Ne dis rien. Meurtre et mémoire en Irlande du Nord (2020) est une enquête journalistique d'une grande précision et richesse historiques ayant nécessité un travail de recherches documentaires considérable ainsi que de nombreux séjours en Irlande du Nord. Pendant quatre ans, Patrick Radden Keefe a mené des entretiens avec plus d'une centaine de personnes et consulté d'innombrables archives écrites et orales.

Si le journaliste américain dresse un tableau original et très fouillé du conflit nord-irlandais, il n'est bien évidemment pas exhaustif, d'autant plus qu'il a choisi de passer sous silence le point de vue des unionistes et loyalistes (des unionistes zélés souvent « plus Anglais que les Anglais eux-mêmes ») pour privilégier celui des républicains. Mais bien que son livre présente une vision unilatérale du conflit, il ne fait pas preuve de manichéisme pour autant. Il rappelle d'ailleurs que l'histoire des Troubles -un bel euphémisme pour désigner ce qui fut en réalité une longue lutte armée visant à se libérer de la domination britannique- est très controversée et souvent orientée par des partis pris idéologiques. Il reconnaît ainsi que certains des épisodes évoqués dans son livre font l'objet de polémiques et d'interprétations divergentes.

En se positionnant du côté des républicains et en privilégiant une approche de journalisme narratif, c'est-à-dire une approche dans laquelle aucun dialogue ni détail n'a été inventé ni imaginé et dans laquelle toutes les pensées des protagonistes lui ont été directement ou indirectement rapportées-, il nous plonge au coeur même de la violence politique, au plus près de celles et ceux qui ont vécu et subi cette violence pendant trois décennies, qu'ils soient membres de l'IRA ou simples citoyens.

Ne dis rien jette un éclairage nouveau et original sur le conflit nord-irlandais en prenant comme point de départ la mystérieuse disparition, un soir de 1972 au plus fort des Troubles, de Jean McConville, une veuve de trente huit ans et mère de dix enfants. A partir de là, Patrick Radden Keefe remonte le temps en alternant d'une part entre l'histoire, le rôle et le fonctionnement de l'IRA et d'autre part la vie de Jean McConville avant et après son enlèvement ainsi que les conséquences désastreuses de sa disparition sur la vie de ses dix enfants.

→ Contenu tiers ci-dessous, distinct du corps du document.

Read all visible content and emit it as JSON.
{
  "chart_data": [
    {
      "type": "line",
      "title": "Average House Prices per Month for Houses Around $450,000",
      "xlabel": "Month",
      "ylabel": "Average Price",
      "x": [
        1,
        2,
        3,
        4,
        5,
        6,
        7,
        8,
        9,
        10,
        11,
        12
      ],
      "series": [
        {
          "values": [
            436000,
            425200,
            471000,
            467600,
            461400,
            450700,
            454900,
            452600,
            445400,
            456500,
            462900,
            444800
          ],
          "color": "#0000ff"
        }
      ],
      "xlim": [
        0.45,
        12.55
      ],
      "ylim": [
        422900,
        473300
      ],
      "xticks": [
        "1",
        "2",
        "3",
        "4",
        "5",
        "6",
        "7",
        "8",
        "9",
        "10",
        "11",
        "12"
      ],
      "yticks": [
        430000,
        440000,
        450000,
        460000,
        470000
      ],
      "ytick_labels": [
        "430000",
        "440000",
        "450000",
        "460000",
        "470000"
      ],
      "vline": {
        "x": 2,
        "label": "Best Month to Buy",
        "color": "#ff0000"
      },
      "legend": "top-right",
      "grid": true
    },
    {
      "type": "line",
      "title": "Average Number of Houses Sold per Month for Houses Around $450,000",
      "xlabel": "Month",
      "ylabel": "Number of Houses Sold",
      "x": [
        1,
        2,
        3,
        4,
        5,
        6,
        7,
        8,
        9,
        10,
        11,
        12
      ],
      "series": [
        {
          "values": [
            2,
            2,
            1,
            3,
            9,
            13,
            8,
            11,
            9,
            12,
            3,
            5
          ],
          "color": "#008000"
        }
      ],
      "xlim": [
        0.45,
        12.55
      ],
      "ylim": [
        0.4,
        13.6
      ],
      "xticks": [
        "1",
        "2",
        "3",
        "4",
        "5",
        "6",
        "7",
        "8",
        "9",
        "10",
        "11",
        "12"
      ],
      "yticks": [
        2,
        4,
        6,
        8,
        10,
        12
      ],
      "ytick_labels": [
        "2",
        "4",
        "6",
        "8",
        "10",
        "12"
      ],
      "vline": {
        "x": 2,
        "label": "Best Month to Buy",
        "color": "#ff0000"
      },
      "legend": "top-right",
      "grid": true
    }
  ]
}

En parallèle, il s'intéresse de près à deux femmes figurant parmi les plus importantes militantes et combattantes de l'IRA: Dolours Price (1951-2013) et sa soeur Marian (1954), aka les Soeurs Terreur comme elles furent surnommées après l'attentat à la voiture piégée qui a fait plus de deux cent blessés à Londres en 1973. Il évoque en détails leur vie, leurs convictions, la puissance de leur engagement idéologique et politique et montre comment elles sont devenues des étudiantes militantes, des membres de la brigade des Inconnus, des prisonnières et enfin des grévistes de la faim.

En se servant de la vie et de la disparition tragique de Jean McConville comme d'un fil rouge pour dérouler l'histoire des Troubles, Patrick Radden Keefe nous plonge dans cette période d'extrême violence qui a déchiré l'Irlande du Nord pendant trente ans: depuis la bataille du Bogside en 1969 -une marche pacifique pour les droits civiques qui s'est terminée en bain de sang et a marqué le début des Troubles- jusqu'à la signature de l'Accord du Vendredi Saint en 1998 qui a officiellement mis fin au conflit, en passant par le Bloody Sunday, les attentats, l'incarcération de certaines figures centrales de l'IRA ainsi que leurs grèves de la faim.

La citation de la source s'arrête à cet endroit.